PDF(Pubmed)
Abstract:
Visceral myopathy is a life-threatening disease characterized by muscle weakness in the bowel, bladder, and uterus. Mutations in smooth muscle γ-actin (ACTG2) are the most common cause of the disease, but the mechanisms by which the mutations alter muscle function are unknown. Here, we examined four prevalent ACTG2 mutations (R40C, R148C, R178C, and R257C) that cause different disease severity and are spread throughout the actin fold. R178C displayed premature degradation, R148C disrupted interactions with actin-binding proteins, R40C inhibited polymerization, and R257C destabilized filaments.
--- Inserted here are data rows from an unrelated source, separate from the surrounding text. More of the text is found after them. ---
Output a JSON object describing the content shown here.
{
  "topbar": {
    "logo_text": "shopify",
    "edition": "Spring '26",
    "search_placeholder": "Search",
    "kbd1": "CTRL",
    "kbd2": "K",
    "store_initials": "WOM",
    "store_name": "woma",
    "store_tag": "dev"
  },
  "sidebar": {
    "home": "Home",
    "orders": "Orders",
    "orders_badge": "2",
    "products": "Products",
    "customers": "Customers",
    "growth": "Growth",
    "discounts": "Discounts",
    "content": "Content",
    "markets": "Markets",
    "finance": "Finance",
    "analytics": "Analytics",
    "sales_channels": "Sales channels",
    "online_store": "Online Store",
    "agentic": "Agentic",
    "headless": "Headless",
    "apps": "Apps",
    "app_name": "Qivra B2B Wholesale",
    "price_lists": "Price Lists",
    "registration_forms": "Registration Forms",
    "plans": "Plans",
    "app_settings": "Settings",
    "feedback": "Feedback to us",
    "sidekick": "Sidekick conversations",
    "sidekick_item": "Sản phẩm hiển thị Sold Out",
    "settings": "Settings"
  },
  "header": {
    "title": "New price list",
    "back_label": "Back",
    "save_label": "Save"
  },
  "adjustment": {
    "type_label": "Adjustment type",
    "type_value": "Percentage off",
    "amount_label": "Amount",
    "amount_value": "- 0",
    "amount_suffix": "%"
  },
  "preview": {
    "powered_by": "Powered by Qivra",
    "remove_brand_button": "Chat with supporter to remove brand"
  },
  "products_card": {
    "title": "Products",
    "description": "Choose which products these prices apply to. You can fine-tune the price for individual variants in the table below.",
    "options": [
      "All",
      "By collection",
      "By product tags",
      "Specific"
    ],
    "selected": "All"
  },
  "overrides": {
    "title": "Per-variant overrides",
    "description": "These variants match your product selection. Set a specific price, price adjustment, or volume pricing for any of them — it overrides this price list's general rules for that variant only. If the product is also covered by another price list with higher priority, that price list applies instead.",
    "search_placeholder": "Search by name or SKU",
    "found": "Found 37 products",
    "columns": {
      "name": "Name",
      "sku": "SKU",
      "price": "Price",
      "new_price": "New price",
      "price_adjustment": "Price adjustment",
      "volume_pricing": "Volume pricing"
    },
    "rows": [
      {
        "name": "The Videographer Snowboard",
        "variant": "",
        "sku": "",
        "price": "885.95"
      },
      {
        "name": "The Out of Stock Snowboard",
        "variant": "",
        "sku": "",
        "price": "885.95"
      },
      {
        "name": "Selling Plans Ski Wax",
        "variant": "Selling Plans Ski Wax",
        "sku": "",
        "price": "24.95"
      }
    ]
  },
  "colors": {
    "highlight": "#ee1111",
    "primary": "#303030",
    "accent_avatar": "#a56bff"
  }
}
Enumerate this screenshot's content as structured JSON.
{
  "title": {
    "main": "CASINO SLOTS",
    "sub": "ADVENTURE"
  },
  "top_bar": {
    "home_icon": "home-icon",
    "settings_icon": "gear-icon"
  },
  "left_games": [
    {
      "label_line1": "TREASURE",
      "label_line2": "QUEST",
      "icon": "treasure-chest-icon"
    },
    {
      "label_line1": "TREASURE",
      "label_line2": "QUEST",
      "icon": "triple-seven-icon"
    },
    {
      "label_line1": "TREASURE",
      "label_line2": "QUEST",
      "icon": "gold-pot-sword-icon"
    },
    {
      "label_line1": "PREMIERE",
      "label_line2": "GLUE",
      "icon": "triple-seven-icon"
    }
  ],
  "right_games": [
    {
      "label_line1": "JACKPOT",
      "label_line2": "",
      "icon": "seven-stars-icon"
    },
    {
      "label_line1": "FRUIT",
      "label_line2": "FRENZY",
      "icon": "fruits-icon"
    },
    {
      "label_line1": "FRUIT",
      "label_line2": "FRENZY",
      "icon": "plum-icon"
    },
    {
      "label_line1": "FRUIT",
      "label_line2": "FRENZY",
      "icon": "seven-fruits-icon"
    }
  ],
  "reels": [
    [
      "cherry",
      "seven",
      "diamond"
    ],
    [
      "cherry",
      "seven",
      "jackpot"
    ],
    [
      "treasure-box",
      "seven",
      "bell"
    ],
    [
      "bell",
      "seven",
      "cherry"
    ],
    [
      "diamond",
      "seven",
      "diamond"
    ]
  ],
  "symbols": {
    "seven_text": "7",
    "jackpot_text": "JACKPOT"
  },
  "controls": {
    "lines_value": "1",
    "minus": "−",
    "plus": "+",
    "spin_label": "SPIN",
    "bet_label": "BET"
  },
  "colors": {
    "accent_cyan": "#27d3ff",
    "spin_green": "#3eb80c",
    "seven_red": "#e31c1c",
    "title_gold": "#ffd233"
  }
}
Because these mutations are heterozygous, we also analyzed 50/50 mixtures with wild-type (WT) ACTG2. The WT/R40C mixture impaired filament nucleation by leiomodin 1, and WT/R257C produced filaments that were easily fragmented by smooth muscle myosin. Smooth muscle tropomyosin isoform Tpm1.4 partially rescued the defects of R40C and R257C. Cryo-electron microscopy structures of filaments formed by R40C and R257C revealed disrupted intersubunit contacts. The biochemical and structural properties of the mutants correlate with their genotype-specific disease severity.
摘要:
内脏肌病是一种威胁生命的疾病,其特征是肠道肌肉无力,膀胱,还有子宫.平滑肌γ-肌动蛋白(ACTG2)的突变是该疾病的最常见原因,但是突变改变肌肉功能的机制尚不清楚。这里,我们检查了四种常见的ACTG2突变(R40C,R148C,R178C,和R257C)引起不同的疾病严重程度,并在整个肌动蛋白折叠中传播。R178C显示过早降解,R148C破坏与肌动蛋白结合蛋白的相互作用,R40C抑制聚合,和R257C去稳定的长丝。因为这些突变是杂合的,我们还分析了50/50与野生型(WT)ACTG2的混合物。WT/R40C混合物通过leiomoodin1损害了细丝成核,而WT/R257C产生的细丝很容易被平滑肌肌球蛋白片段化。平滑肌原肌球蛋白亚型Tpm1.4部分挽救了R40C和R257C的缺陷。由R40C和R257C形成的细丝的低温电子显微镜结构显示出破坏的亚基间接触。突变体的生化和结构特性与其基因型特异性疾病严重程度相关。